TalkTalk Telecom Limited (trading as AOL Broadband)
- Company type: Limited
- Industry: Telecommunications
- Headquarters: London, England, UK
- Key people: Charles Dunstone, Chairman
- Products: Broadband Internet access
- Parent: TalkTalk Group

= AOL Broadband =

AOL Broadband was a UK internet service provider and part of the TalkTalk Group.

==History==
The Carphone Warehouse announced that it would purchase the UK business of AOL on 10 October 2006 for £370m, making it the third largest broadband provider, with over 2 million customers, and the largest LLU Operator with more than 150,000 LLU customers. The acquisition process completed on 9 December 2006. A press release stated that AOL UK Audience business will remain a separate organization and brand with a revenue sharing agreement. The AOL UK Access business (broadband) was changed to AOL Broadband. The deal included an agreement to continue customers access to the AOL portal content.

AOL began consulting on job cuts in 2006. The Times reported that the company expected to cut a total of 500 UK jobs by Christmas. In line with legal requirements, AOL UK (now AOL Broadband) notified the DTI that redundancies are planned. The Press Gazette stated "The company has informed the DTI that it is possible that it will make more than 100 redundancies".

On 1 November 2006, it was made public that Karen Thompson, AOL UK CEO and President AOL Europe, had resigned and had been succeeded by Carlo d'Asaro Biondo (previously CEO of AOL France). Thompson was part of the team responsible for launching AOL UK in 1996.

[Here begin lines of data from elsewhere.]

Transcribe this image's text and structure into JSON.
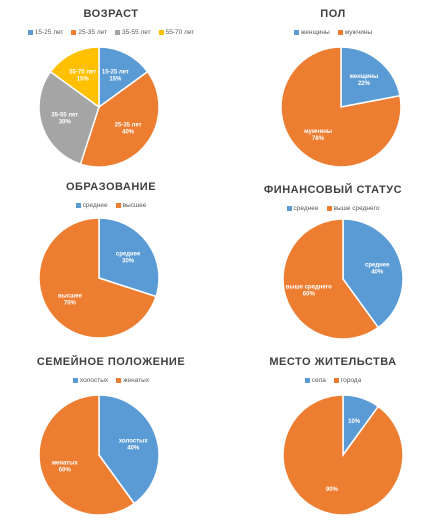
{
  "colors": {
    "blue": "#5b9bd5",
    "orange": "#ed7d31",
    "gray": "#a5a5a5",
    "yellow": "#ffc000"
  },
  "chart_data": [
    {
      "type": "pie",
      "title": "ВОЗРАСТ",
      "categories": [
        "15-25 лет",
        "25-35 лет",
        "35-55 лет",
        "55-70 лет"
      ],
      "values": [
        15,
        40,
        30,
        15
      ],
      "labels": [
        [
          "15-25 лет",
          "15%"
        ],
        [
          "25-35 лет",
          "40%"
        ],
        [
          "35-55 лет",
          "30%"
        ],
        [
          "55-70 лет",
          "15%"
        ]
      ],
      "colors": [
        "blue",
        "orange",
        "gray",
        "yellow"
      ],
      "legend": "top"
    },
    {
      "type": "pie",
      "title": "ПОЛ",
      "categories": [
        "женщины",
        "мужчины"
      ],
      "values": [
        22,
        78
      ],
      "labels": [
        [
          "женщины",
          "22%"
        ],
        [
          "мужчины",
          "78%"
        ]
      ],
      "colors": [
        "blue",
        "orange"
      ],
      "legend": "top"
    },
    {
      "type": "pie",
      "title": "ОБРАЗОВАНИЕ",
      "categories": [
        "среднее",
        "высшее"
      ],
      "values": [
        30,
        70
      ],
      "labels": [
        [
          "среднее",
          "30%"
        ],
        [
          "высшее",
          "70%"
        ]
      ],
      "colors": [
        "blue",
        "orange"
      ],
      "legend": "top"
    },
    {
      "type": "pie",
      "title": "ФИНАНСОВЫЙ СТАТУС",
      "categories": [
        "среднее",
        "выше среднего"
      ],
      "values": [
        40,
        60
      ],
      "labels": [
        [
          "среднее",
          "40%"
        ],
        [
          "выше среднего",
          "60%"
        ]
      ],
      "colors": [
        "blue",
        "orange"
      ],
      "legend": "top"
    },
    {
      "type": "pie",
      "title": "СЕМЕЙНОЕ ПОЛОЖЕНИЕ",
      "categories": [
        "холостых",
        "женатых"
      ],
      "values": [
        40,
        60
      ],
      "labels": [
        [
          "холостых",
          "40%"
        ],
        [
          "женатых",
          "60%"
        ]
      ],
      "colors": [
        "blue",
        "orange"
      ],
      "legend": "top"
    },
    {
      "type": "pie",
      "title": "МЕСТО ЖИТЕЛЬСТВА",
      "categories": [
        "села",
        "города"
      ],
      "values": [
        10,
        90
      ],
      "labels": [
        [
          "",
          "10%"
        ],
        [
          "",
          "90%"
        ]
      ],
      "colors": [
        "blue",
        "orange"
      ],
      "legend": "top"
    }
  ]
}
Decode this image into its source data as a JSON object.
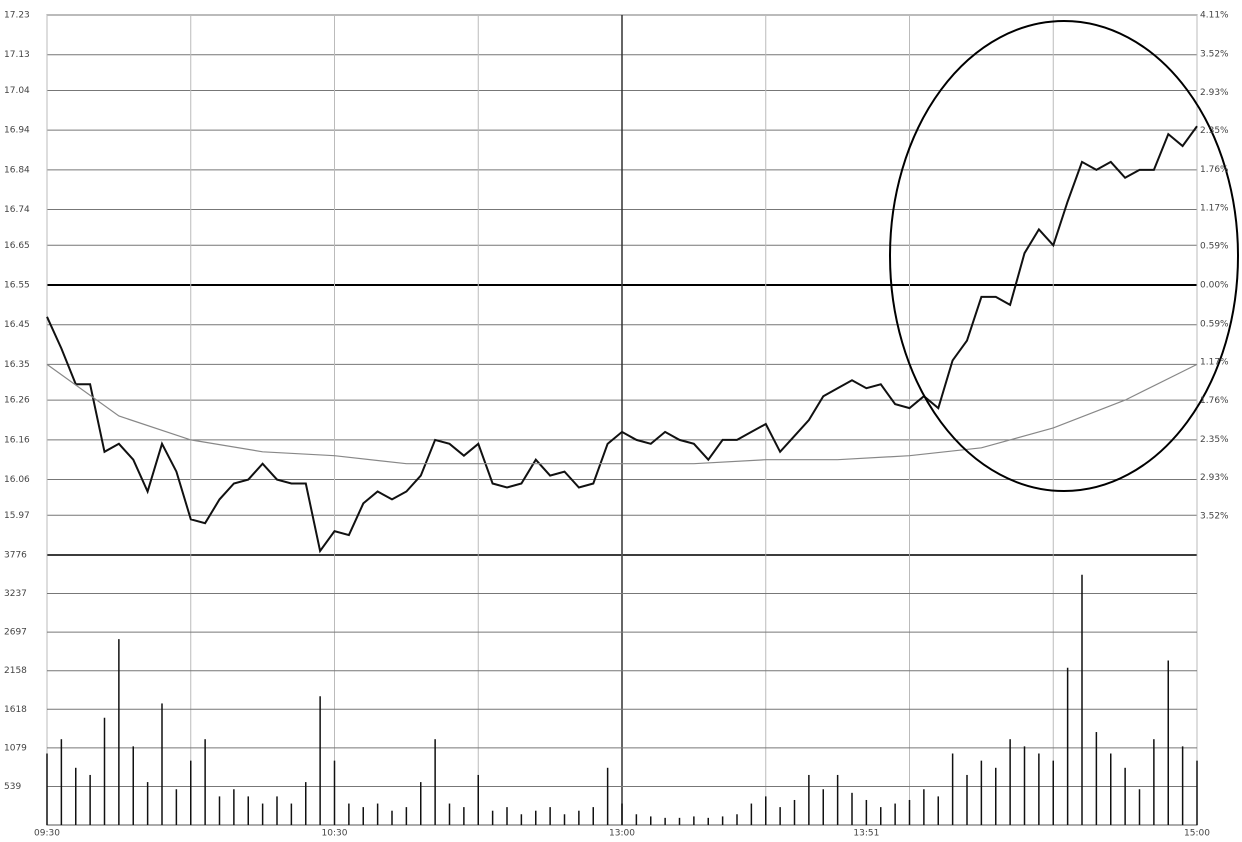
{
  "chart_data": [
    {
      "type": "line",
      "xlim": [
        0,
        240
      ],
      "xticks": [
        {
          "value": 0,
          "label": "09:30"
        },
        {
          "value": 60,
          "label": "10:30"
        },
        {
          "value": 120,
          "label": "13:00"
        },
        {
          "value": 171,
          "label": "13:51"
        },
        {
          "value": 240,
          "label": "15:00"
        }
      ],
      "vgrid_step": 30,
      "bold_x": 120,
      "bold_y": 16.55,
      "ylim": [
        15.87,
        17.23
      ],
      "yticks": [
        17.23,
        17.13,
        17.04,
        16.94,
        16.84,
        16.74,
        16.65,
        16.55,
        16.45,
        16.35,
        16.26,
        16.16,
        16.06,
        15.97
      ],
      "y2lim": [
        -4.11,
        4.11
      ],
      "y2ticks": [
        {
          "value": 4.11,
          "label": "4.11%"
        },
        {
          "value": 3.52,
          "label": "3.52%"
        },
        {
          "value": 2.93,
          "label": "2.93%"
        },
        {
          "value": 2.35,
          "label": "2.35%"
        },
        {
          "value": 1.76,
          "label": "1.76%"
        },
        {
          "value": 1.17,
          "label": "1.17%"
        },
        {
          "value": 0.59,
          "label": "0.59%"
        },
        {
          "value": 0,
          "label": "0.00%"
        },
        {
          "value": -0.59,
          "label": "0.59%"
        },
        {
          "value": -1.17,
          "label": "1.17%"
        },
        {
          "value": -1.76,
          "label": "1.76%"
        },
        {
          "value": -2.35,
          "label": "2.35%"
        },
        {
          "value": -2.93,
          "label": "2.93%"
        },
        {
          "value": -3.52,
          "label": "3.52%"
        }
      ],
      "series": [
        {
          "color": "#111111",
          "x": [
            0,
            3,
            6,
            9,
            12,
            15,
            18,
            21,
            24,
            27,
            30,
            33,
            36,
            39,
            42,
            45,
            48,
            51,
            54,
            57,
            60,
            63,
            66,
            69,
            72,
            75,
            78,
            81,
            84,
            87,
            90,
            93,
            96,
            99,
            102,
            105,
            108,
            111,
            114,
            117,
            120,
            123,
            126,
            129,
            132,
            135,
            138,
            141,
            144,
            147,
            150,
            153,
            156,
            159,
            162,
            165,
            168,
            171,
            174,
            177,
            180,
            183,
            186,
            189,
            192,
            195,
            198,
            201,
            204,
            207,
            210,
            213,
            216,
            219,
            222,
            225,
            228,
            231,
            234,
            237,
            240
          ],
          "values": [
            16.47,
            16.39,
            16.3,
            16.3,
            16.13,
            16.15,
            16.11,
            16.03,
            16.15,
            16.08,
            15.96,
            15.95,
            16.01,
            16.05,
            16.06,
            16.1,
            16.06,
            16.05,
            16.05,
            15.88,
            15.93,
            15.92,
            16.0,
            16.03,
            16.01,
            16.03,
            16.07,
            16.16,
            16.15,
            16.12,
            16.15,
            16.05,
            16.04,
            16.05,
            16.11,
            16.07,
            16.08,
            16.04,
            16.05,
            16.15,
            16.18,
            16.16,
            16.15,
            16.18,
            16.16,
            16.15,
            16.11,
            16.16,
            16.16,
            16.18,
            16.2,
            16.13,
            16.17,
            16.21,
            16.27,
            16.29,
            16.31,
            16.29,
            16.3,
            16.25,
            16.24,
            16.27,
            16.24,
            16.36,
            16.41,
            16.52,
            16.52,
            16.5,
            16.63,
            16.69,
            16.65,
            16.76,
            16.86,
            16.84,
            16.86,
            16.82,
            16.84,
            16.84,
            16.93,
            16.9,
            16.95
          ]
        },
        {
          "color": "#888888",
          "x": [
            0,
            15,
            30,
            45,
            60,
            75,
            90,
            105,
            120,
            135,
            150,
            165,
            180,
            195,
            210,
            225,
            240
          ],
          "values": [
            16.35,
            16.22,
            16.16,
            16.13,
            16.12,
            16.1,
            16.1,
            16.1,
            16.1,
            16.1,
            16.11,
            16.11,
            16.12,
            16.14,
            16.19,
            16.26,
            16.35
          ]
        }
      ]
    },
    {
      "type": "bar",
      "color": "#111111",
      "xlim": [
        0,
        240
      ],
      "ylim": [
        0,
        3776
      ],
      "yticks": [
        3776,
        3237,
        2697,
        2158,
        1618,
        1079,
        539
      ],
      "x": [
        0,
        3,
        6,
        9,
        12,
        15,
        18,
        21,
        24,
        27,
        30,
        33,
        36,
        39,
        42,
        45,
        48,
        51,
        54,
        57,
        60,
        63,
        66,
        69,
        72,
        75,
        78,
        81,
        84,
        87,
        90,
        93,
        96,
        99,
        102,
        105,
        108,
        111,
        114,
        117,
        120,
        123,
        126,
        129,
        132,
        135,
        138,
        141,
        144,
        147,
        150,
        153,
        156,
        159,
        162,
        165,
        168,
        171,
        174,
        177,
        180,
        183,
        186,
        189,
        192,
        195,
        198,
        201,
        204,
        207,
        210,
        213,
        216,
        219,
        222,
        225,
        228,
        231,
        234,
        237,
        240
      ],
      "values": [
        1000,
        1200,
        800,
        700,
        1500,
        2600,
        1100,
        600,
        1700,
        500,
        900,
        1200,
        400,
        500,
        400,
        300,
        400,
        300,
        600,
        1800,
        900,
        300,
        250,
        300,
        200,
        250,
        600,
        1200,
        300,
        250,
        700,
        200,
        250,
        150,
        200,
        250,
        150,
        200,
        250,
        800,
        300,
        150,
        120,
        100,
        100,
        120,
        100,
        120,
        150,
        300,
        400,
        250,
        350,
        700,
        500,
        700,
        450,
        350,
        250,
        300,
        350,
        500,
        400,
        1000,
        700,
        900,
        800,
        1200,
        1100,
        1000,
        900,
        2200,
        3500,
        1300,
        1000,
        800,
        500,
        1200,
        2300,
        1100,
        900
      ]
    }
  ]
}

It was made public on 14 December 2006 that Carlo d'Asaro Biondo had resigned after six weeks in his new role. Philip Rowley (the chairman of AOL Europe) has taken over on a temporary basis. The Guardian states: the management turmoil has put the European operation in "freefall" and created a "massive vacuum", according to one AOL insider. The same article estimates that 5,000 AOL jobs are to go worldwide (25% of staff) with a significant number from AOL UK.

In January 2007 AOL UK was rebranded as AOL Broadband.

In an early press statement, The Carphone Warehouse stated they had "no plans to change the service in any way at all," but, since January, all those who used P2P applications heavily had their downstream bandwidth limited to 50 kbit/s during peak times (18:00–24:00, Sunday to Thursday).

During the third quarter of 2007, AOL Broadband caused a stir by offering a free laptop computer (and eventually a free PlayStation 3) to all new customers signing up for a 24-month contract with its AOL Broadband Wireless Plus broadband package.

Services are provided by TalkTalk Group under the AOL Broadband brand.

In April 2013 AOL Broadband was 'rated worst for broadband problems' by Which? Magazine.

By April 2014, AOL Broadband was no longer available for new customers. Potential new customers are directed to the TalkTalk website for broadband packages.